An Introduction to Data

The subject of data can be a bit dry, and alone they don’t offer much in the way of meaningful interdisciplinary application, whether planning finances or even trying to decipher what you are being told in the age of bullshit.

But to get there, you have to begin with the basics. So, what are data?

Data can be considered as the observations or measurements. They are what is processed and analysed to gain insight into a particular problem and help develop strategies to solve them.

They can be divided into two broad types; qualitative and quantitative.

Qualitative data

Qualitative data is non-numerical, such as hair colour, species or even market sentiment; it describes rather than counts.

It can appear subjective, particularly in cases where descriptions haven’t been standardised. It is possible for two researchers to describe the same thing differently making it difficult to compare or analyse consistently. Standardising qualitative data is an attempt to turn descriptions into categories that can be used reliably.

Qualitative data can be divided into nominal data, which has no natural order, such as eye colour, and ordinal data, which does have a meaningful order but no consistent numerical distance between categories, as seen in satisfaction ratings like poor, fair or good.

Quantitative data

Quantitative data has a numerical value that can be counted or measured.

It could be as simple as weight in kg or the frequency of observations in a local butterfly count.

Quantitative data can be further described as either continuous or discrete.

Continuous data can take any value within a range to measure variables such as temperature or Formula 1 lap times. It can be recorded to various decimal points, creating an effectively infinite range of possible values.

Discrete data, on the other hand, refers to a finite set of values that cannot be subdivided into parts, such as the number of tourists that visit a city. They are whole numbers, as it’s not possible to have one half of a tourist.

It is worth noting that the distinction between discrete and continuous is not always about the measurement itself but the context. A gym weight is recorded in fixed increments, making it discrete in practice, but in reality somebody who can lift 100kg, might in fact be able to lift 101.75kg. The underlying physical capacity of the person is continuous.

Application of data

Data is a universal topic. In marketing it is used to determine and measure KPI, in ethical studies it determines bias in systems and in machine learning it can help develop algorithms to better understand species distribution.

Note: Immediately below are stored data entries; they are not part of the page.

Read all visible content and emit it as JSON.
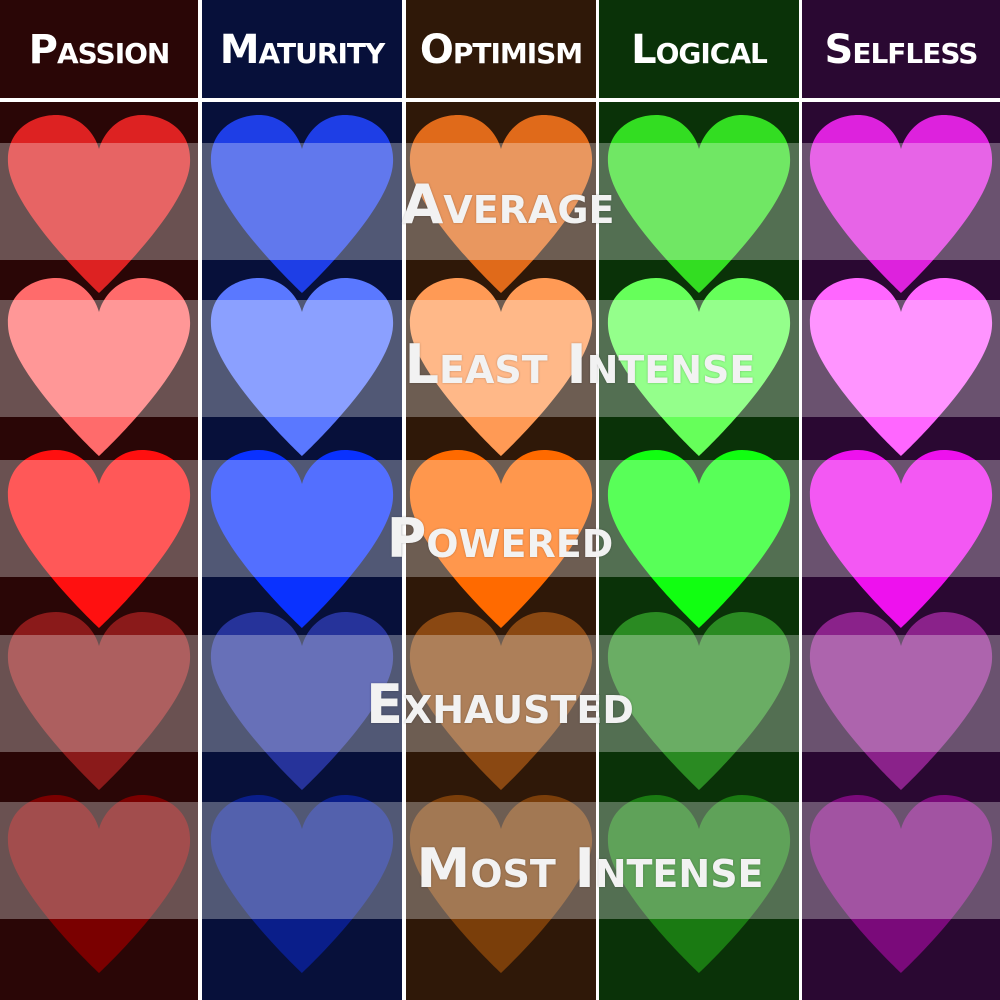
{
  "columns": [
    {
      "label": "Passion",
      "bg": "#2a0606",
      "hearts": [
        "#dd2222",
        "#ff6b6b",
        "#ff1010",
        "#8a1a1a",
        "#7a0000"
      ]
    },
    {
      "label": "Maturity",
      "bg": "#07103a",
      "hearts": [
        "#1e3ee6",
        "#5a78ff",
        "#0a32ff",
        "#26339a",
        "#0a1e8a"
      ]
    },
    {
      "label": "Optimism",
      "bg": "#2f1808",
      "hearts": [
        "#e06a1a",
        "#ff9a55",
        "#ff6a00",
        "#8a4812",
        "#7a3e0a"
      ]
    },
    {
      "label": "Logical",
      "bg": "#0a3208",
      "hearts": [
        "#33dd22",
        "#66ff5a",
        "#11ff11",
        "#2a8a22",
        "#1a7a12"
      ]
    },
    {
      "label": "Selfless",
      "bg": "#2a0832",
      "hearts": [
        "#dd22dd",
        "#ff66ff",
        "#ee11ee",
        "#8a228a",
        "#7a0a7a"
      ]
    }
  ],
  "rows": [
    {
      "label": "Average"
    },
    {
      "label": "Least Intense"
    },
    {
      "label": "Powered"
    },
    {
      "label": "Exhausted"
    },
    {
      "label": "Most Intense"
    }
  ],
  "colors": {
    "divider": "#ffffff",
    "band_overlay": "rgba(255,255,255,0.30)",
    "text": "#ffffff"
  },
  "icons": {
    "row_marker": "heart-icon"
  }
}
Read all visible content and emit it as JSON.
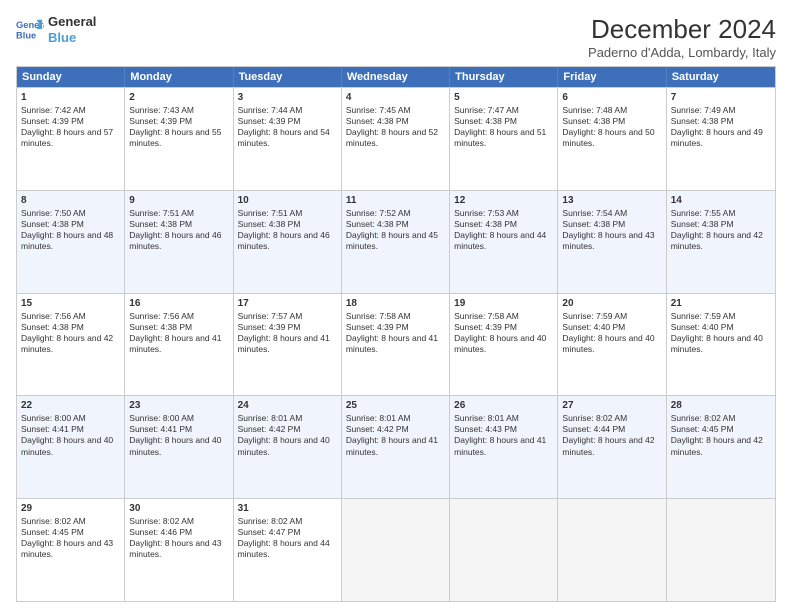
{
  "logo": {
    "line1": "General",
    "line2": "Blue"
  },
  "title": "December 2024",
  "subtitle": "Paderno d'Adda, Lombardy, Italy",
  "weekdays": [
    "Sunday",
    "Monday",
    "Tuesday",
    "Wednesday",
    "Thursday",
    "Friday",
    "Saturday"
  ],
  "weeks": [
    [
      {
        "day": "1",
        "sunrise": "Sunrise: 7:42 AM",
        "sunset": "Sunset: 4:39 PM",
        "daylight": "Daylight: 8 hours and 57 minutes."
      },
      {
        "day": "2",
        "sunrise": "Sunrise: 7:43 AM",
        "sunset": "Sunset: 4:39 PM",
        "daylight": "Daylight: 8 hours and 55 minutes."
      },
      {
        "day": "3",
        "sunrise": "Sunrise: 7:44 AM",
        "sunset": "Sunset: 4:39 PM",
        "daylight": "Daylight: 8 hours and 54 minutes."
      },
      {
        "day": "4",
        "sunrise": "Sunrise: 7:45 AM",
        "sunset": "Sunset: 4:38 PM",
        "daylight": "Daylight: 8 hours and 52 minutes."
      },
      {
        "day": "5",
        "sunrise": "Sunrise: 7:47 AM",
        "sunset": "Sunset: 4:38 PM",
        "daylight": "Daylight: 8 hours and 51 minutes."
      },
      {
        "day": "6",
        "sunrise": "Sunrise: 7:48 AM",
        "sunset": "Sunset: 4:38 PM",
        "daylight": "Daylight: 8 hours and 50 minutes."
      },
      {
        "day": "7",
        "sunrise": "Sunrise: 7:49 AM",
        "sunset": "Sunset: 4:38 PM",
        "daylight": "Daylight: 8 hours and 49 minutes."
      }
    ],
    [
      {
        "day": "8",
        "sunrise": "Sunrise: 7:50 AM",
        "sunset": "Sunset: 4:38 PM",
        "daylight": "Daylight: 8 hours and 48 minutes."
      },
      {
        "day": "9",
        "sunrise": "Sunrise: 7:51 AM",
        "sunset": "Sunset: 4:38 PM",
        "daylight": "Daylight: 8 hours and 46 minutes."
      },
      {
        "day": "10",
        "sunrise": "Sunrise: 7:51 AM",
        "sunset": "Sunset: 4:38 PM",
        "daylight": "Daylight: 8 hours and 46 minutes."
      },
      {
        "day": "11",
        "sunrise": "Sunrise: 7:52 AM",
        "sunset": "Sunset: 4:38 PM",
        "daylight": "Daylight: 8 hours and 45 minutes."
      },
      {
        "day": "12",
        "sunrise": "Sunrise: 7:53 AM",
        "sunset": "Sunset: 4:38 PM",
        "daylight": "Daylight: 8 hours and 44 minutes."
      },
      {
        "day": "13",
        "sunrise": "Sunrise: 7:54 AM",
        "sunset": "Sunset: 4:38 PM",
        "daylight": "Daylight: 8 hours and 43 minutes."
      },
      {
        "day": "14",
        "sunrise": "Sunrise: 7:55 AM",
        "sunset": "Sunset: 4:38 PM",
        "daylight": "Daylight: 8 hours and 42 minutes."
      }
    ],
    [
      {
        "day": "15",
        "sunrise": "Sunrise: 7:56 AM",
        "sunset": "Sunset: 4:38 PM",
        "daylight": "Daylight: 8 hours and 42 minutes."
      },
      {
        "day": "16",
        "sunrise": "Sunrise: 7:56 AM",
        "sunset": "Sunset: 4:38 PM",
        "daylight": "Daylight: 8 hours and 41 minutes."
      },
      {
        "day": "17",
        "sunrise": "Sunrise: 7:57 AM",
        "sunset": "Sunset: 4:39 PM",
        "daylight": "Daylight: 8 hours and 41 minutes."
      },
      {
        "day": "18",
        "sunrise": "Sunrise: 7:58 AM",
        "sunset": "Sunset: 4:39 PM",
        "daylight": "Daylight: 8 hours and 41 minutes."
      },
      {
        "day": "19",
        "sunrise": "Sunrise: 7:58 AM",
        "sunset": "Sunset: 4:39 PM",
        "daylight": "Daylight: 8 hours and 40 minutes."
      },
      {
        "day": "20",
        "sunrise": "Sunrise: 7:59 AM",
        "sunset": "Sunset: 4:40 PM",
        "daylight": "Daylight: 8 hours and 40 minutes."
      },
      {
        "day": "21",
        "sunrise": "Sunrise: 7:59 AM",
        "sunset": "Sunset: 4:40 PM",
        "daylight": "Daylight: 8 hours and 40 minutes."
      }
    ],
    [
      {
        "day": "22",
        "sunrise": "Sunrise: 8:00 AM",
        "sunset": "Sunset: 4:41 PM",
        "daylight": "Daylight: 8 hours and 40 minutes."
      },
      {
        "day": "23",
        "sunrise": "Sunrise: 8:00 AM",
        "sunset": "Sunset: 4:41 PM",
        "daylight": "Daylight: 8 hours and 40 minutes."
      },
      {
        "day": "24",
        "sunrise": "Sunrise: 8:01 AM",
        "sunset": "Sunset: 4:42 PM",
        "daylight": "Daylight: 8 hours and 40 minutes."
      },
      {
        "day": "25",
        "sunrise": "Sunrise: 8:01 AM",
        "sunset": "Sunset: 4:42 PM",
        "daylight": "Daylight: 8 hours and 41 minutes."
      },
      {
        "day": "26",
        "sunrise": "Sunrise: 8:01 AM",
        "sunset": "Sunset: 4:43 PM",
        "daylight": "Daylight: 8 hours and 41 minutes."
      },
      {
        "day": "27",
        "sunrise": "Sunrise: 8:02 AM",
        "sunset": "Sunset: 4:44 PM",
        "daylight": "Daylight: 8 hours and 42 minutes."
      },
      {
        "day": "28",
        "sunrise": "Sunrise: 8:02 AM",
        "sunset": "Sunset: 4:45 PM",
        "daylight": "Daylight: 8 hours and 42 minutes."
      }
    ],
    [
      {
        "day": "29",
        "sunrise": "Sunrise: 8:02 AM",
        "sunset": "Sunset: 4:45 PM",
        "daylight": "Daylight: 8 hours and 43 minutes."
      },
      {
        "day": "30",
        "sunrise": "Sunrise: 8:02 AM",
        "sunset": "Sunset: 4:46 PM",
        "daylight": "Daylight: 8 hours and 43 minutes."
      },
      {
        "day": "31",
        "sunrise": "Sunrise: 8:02 AM",
        "sunset": "Sunset: 4:47 PM",
        "daylight": "Daylight: 8 hours and 44 minutes."
      },
      null,
      null,
      null,
      null
    ]
  ]
}
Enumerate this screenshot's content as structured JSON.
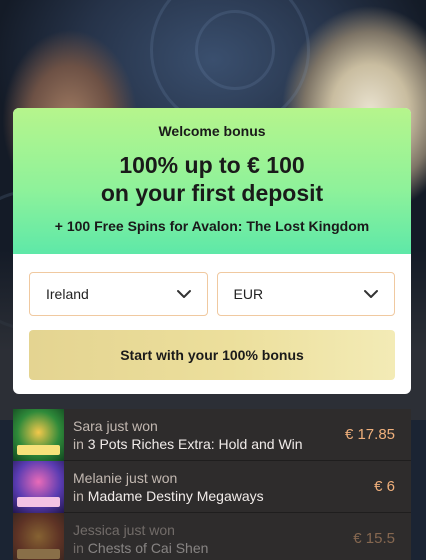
{
  "bonus": {
    "label": "Welcome bonus",
    "headline_line1": "100% up to € 100",
    "headline_line2": "on your first deposit",
    "free_spins": "+ 100 Free Spins for Avalon: The Lost Kingdom",
    "country_select": "Ireland",
    "currency_select": "EUR",
    "cta_label": "Start with your 100% bonus"
  },
  "winners": [
    {
      "name_line": "Sara just won",
      "prefix": "in",
      "game": "3 Pots Riches Extra: Hold and Win",
      "amount": "€ 17.85",
      "thumb_icon": "3-pots-riches-thumbnail"
    },
    {
      "name_line": "Melanie just won",
      "prefix": "in",
      "game": "Madame Destiny Megaways",
      "amount": "€ 6",
      "thumb_icon": "madame-destiny-thumbnail"
    },
    {
      "name_line": "Jessica just won",
      "prefix": "in",
      "game": "Chests of Cai Shen",
      "amount": "€ 15.5",
      "thumb_icon": "chests-of-cai-shen-thumbnail"
    }
  ],
  "colors": {
    "bonus_gradient_top": "#b6f58c",
    "bonus_gradient_bottom": "#5ee8a8",
    "cta_gold": "#e4d491",
    "amount_orange": "#f0b07c",
    "select_border": "#f0c9a0"
  }
}
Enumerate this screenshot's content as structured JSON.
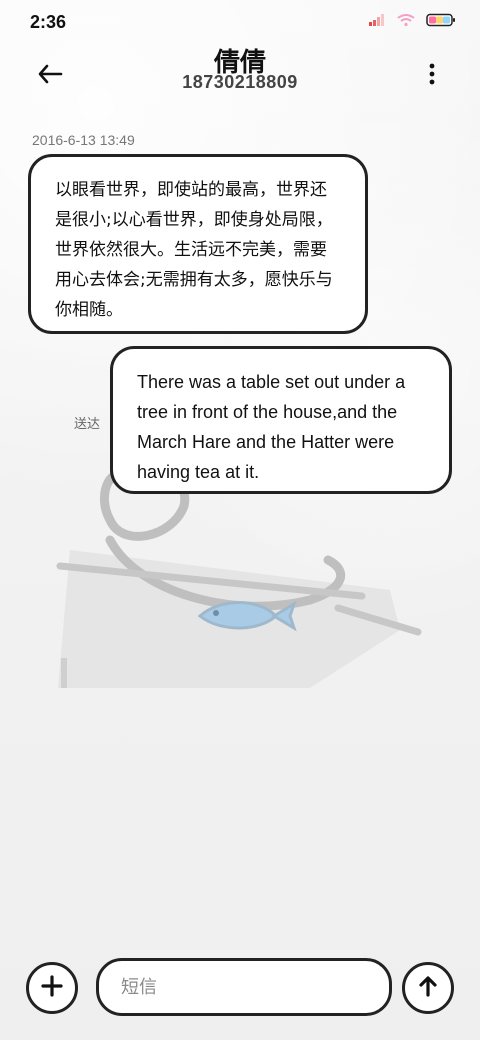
{
  "status_bar": {
    "time": "2:36",
    "icons": [
      "signal-icon",
      "wifi-icon",
      "battery-icon"
    ]
  },
  "header": {
    "name": "倩倩",
    "number": "18730218809",
    "back_icon": "back-arrow-icon",
    "more_icon": "more-vertical-icon"
  },
  "conversation": {
    "timestamp": "2016-6-13 13:49",
    "messages": [
      {
        "direction": "incoming",
        "text": "以眼看世界，即使站的最高，世界还是很小;以心看世界，即使身处局限，世界依然很大。生活远不完美，需要用心去体会;无需拥有太多，愿快乐与你相随。"
      },
      {
        "direction": "outgoing",
        "text": "There was a table set out under a tree in front of the house,and the March Hare and the Hatter were having tea at it.",
        "status": "送达"
      }
    ]
  },
  "composer": {
    "placeholder": "短信",
    "add_icon": "plus-circle-icon",
    "send_icon": "send-arrow-up-icon"
  },
  "colors": {
    "bubble_border": "#222222",
    "bubble_fill": "#ffffff",
    "illustration_fish": "#a9cbe6",
    "timestamp_text": "#777777"
  }
}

The field in which it is applied and the problem that needs solving will determine the depth of understanding required to make the most of it, which could mean exploring algebra, statistics and probability.

But to describe, compare and draw conclusions from data requires the same underlying foundations; knowing what data is, how it is measured and classified, and how to summarise it in ways that are actually useful.

Data Quality

Being able to make good decisions based on data requires that they are reliable. Data can be incomplete, inconsistent, outdated or unsuitable for answering the question being asked.

Perhaps more importantly, just because data has been recorded, that doesn’t mean it’s accurate. And accuracy is not the same as relevance.

Data Literacy

Beyond the issues of data quality, more problems can arise in its interpretation and communication.

Human judgement is fallible. Works by Kahneman, Taleb, and Bergstrom and West offer useful insight into the kinds of errors people make, particularly when presented with numbers and statistics. Perhaps more so when used to provide a narrative.

We are capable of remarkably simple mistakes that have nothing to do with intelligence, whether the result of a misleading graph, an inherent bias, or a simple lapse in judgement. Munger’s tendencies offer a useful framework for understanding why.

Understanding data can be about improving your marketing campaign flows, modelling whether a species population is likely to recover or decline based on historical count data, or simply reducing your risk of being misled in an era where data is routinely cited to support an argument.